Sudah, ya. Daripada apa yang kutulis semakin tak jelas. Sekali lagi terima kasih untuk menemani Suvan menulis di sudut menepikan sepi, dan terima kasih untuk kopi kayu manis.


Salam,
el diaz

(surat ke #25)

Senin, 24 Februari 2014

Pantai dan Puisi

Sasi,
Kau takkan menemukan dermaga. Tak ada yang mau membangunnya di sini, meski pantai dekat sekali dengan hidup. Seperti katamu, di sini tak ada yang menanti, tak ada pula yang ingin melepas. Yang pergi akan terus pergi dan tak mengenal kata kembali, mungkin kembali telah dihapus dari kamus kami.
Bermainlah saja di pantai bersama pasir, ombak dan angin. Kau bisa melihat bagaimana ombak akan menghapus jejak atau nama yang kau ukir dengan kakimu di pasir dengan cepat. Sekali datang, langsung menghilang.
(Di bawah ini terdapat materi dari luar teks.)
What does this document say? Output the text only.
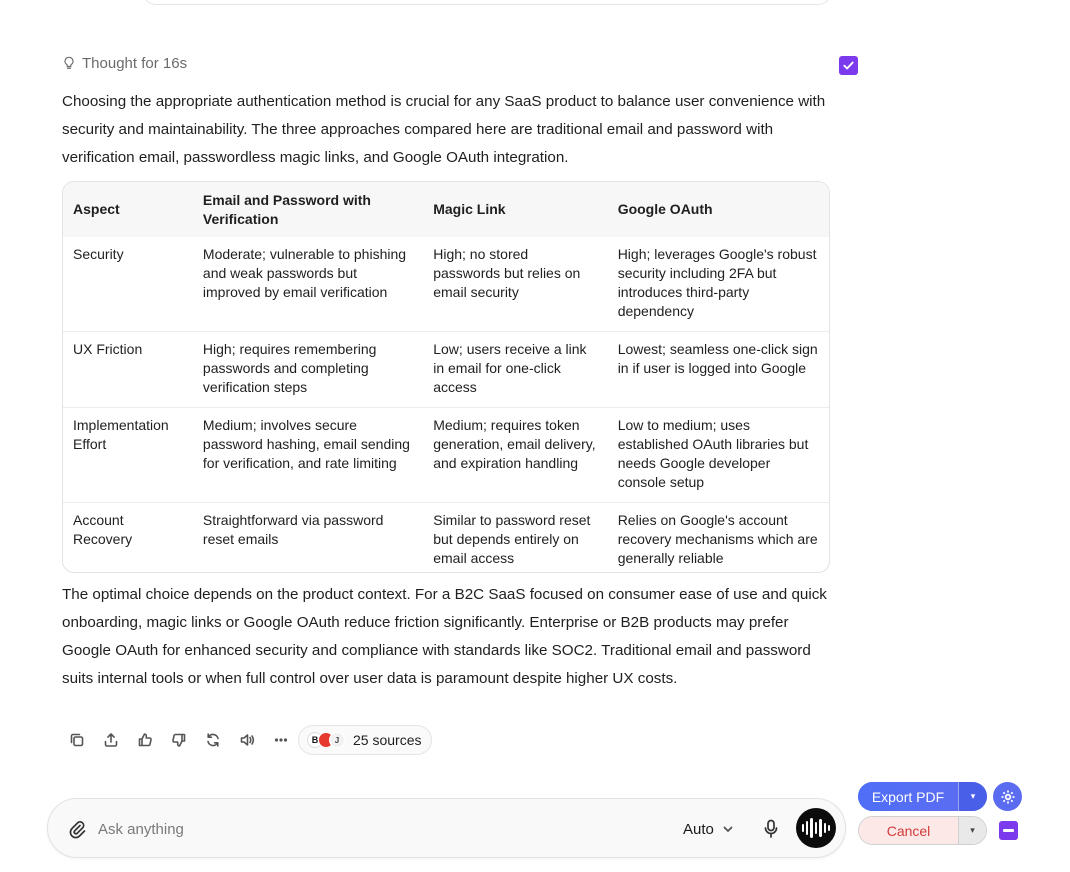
Thought for 16s

Choosing the appropriate authentication method is crucial for any SaaS product to balance user convenience with security and maintainability. The three approaches compared here are traditional email and password with verification email, passwordless magic links, and Google OAuth integration.

Aspect	Email and Password with Verification	Magic Link	Google OAuth
Security	Moderate; vulnerable to phishing and weak passwords but improved by email verification	High; no stored passwords but relies on email security	High; leverages Google's robust security including 2FA but introduces third-party dependency
UX Friction	High; requires remembering passwords and completing verification steps	Low; users receive a link in email for one-click access	Lowest; seamless one-click sign in if user is logged into Google
Implementation Effort	Medium; involves secure password hashing, email sending for verification, and rate limiting	Medium; requires token generation, email delivery, and expiration handling	Low to medium; uses established OAuth libraries but needs Google developer console setup
Account Recovery	Straightforward via password reset emails	Similar to password reset but depends entirely on email access	Relies on Google's account recovery mechanisms which are generally reliable

The optimal choice depends on the product context. For a B2C SaaS focused on consumer ease of use and quick onboarding, magic links or Google OAuth reduce friction significantly. Enterprise or B2B products may prefer Google OAuth for enhanced security and compliance with standards like SOC2. Traditional email and password suits internal tools or when full control over user data is paramount despite higher UX costs.

B	J 25 sources
Ask anything
Auto
Export PDF	▾
Cancel	▾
Cerita-cerita yang kau baca itu, Sasi, telah membawamu pada satu cerita yang pernah kutulis. Itu tentang mantan kekasihku yang dulu sering mengajak ke pantai, sekadar bermain pasir. Setelah aku kehilangan karena cinta tak kami lanjutkan, aku menulis mengenainya bersama cerita pantai, ombak, dan jejak.

Kau ingin menjadi puisiku? Benarkah? Aku bahkan tak berani berangan jika suatu saat kau jadi puisiku. Mungkin aku akan menulis sambil gemetaran sampai sering typo. Juga detak jantungku akan bersuara seperti dentuman paling keras dan cepat di muka bumi ini. Tapi aku akan mengumpulkan keberanian itu untuk menulismu sebagai puisi.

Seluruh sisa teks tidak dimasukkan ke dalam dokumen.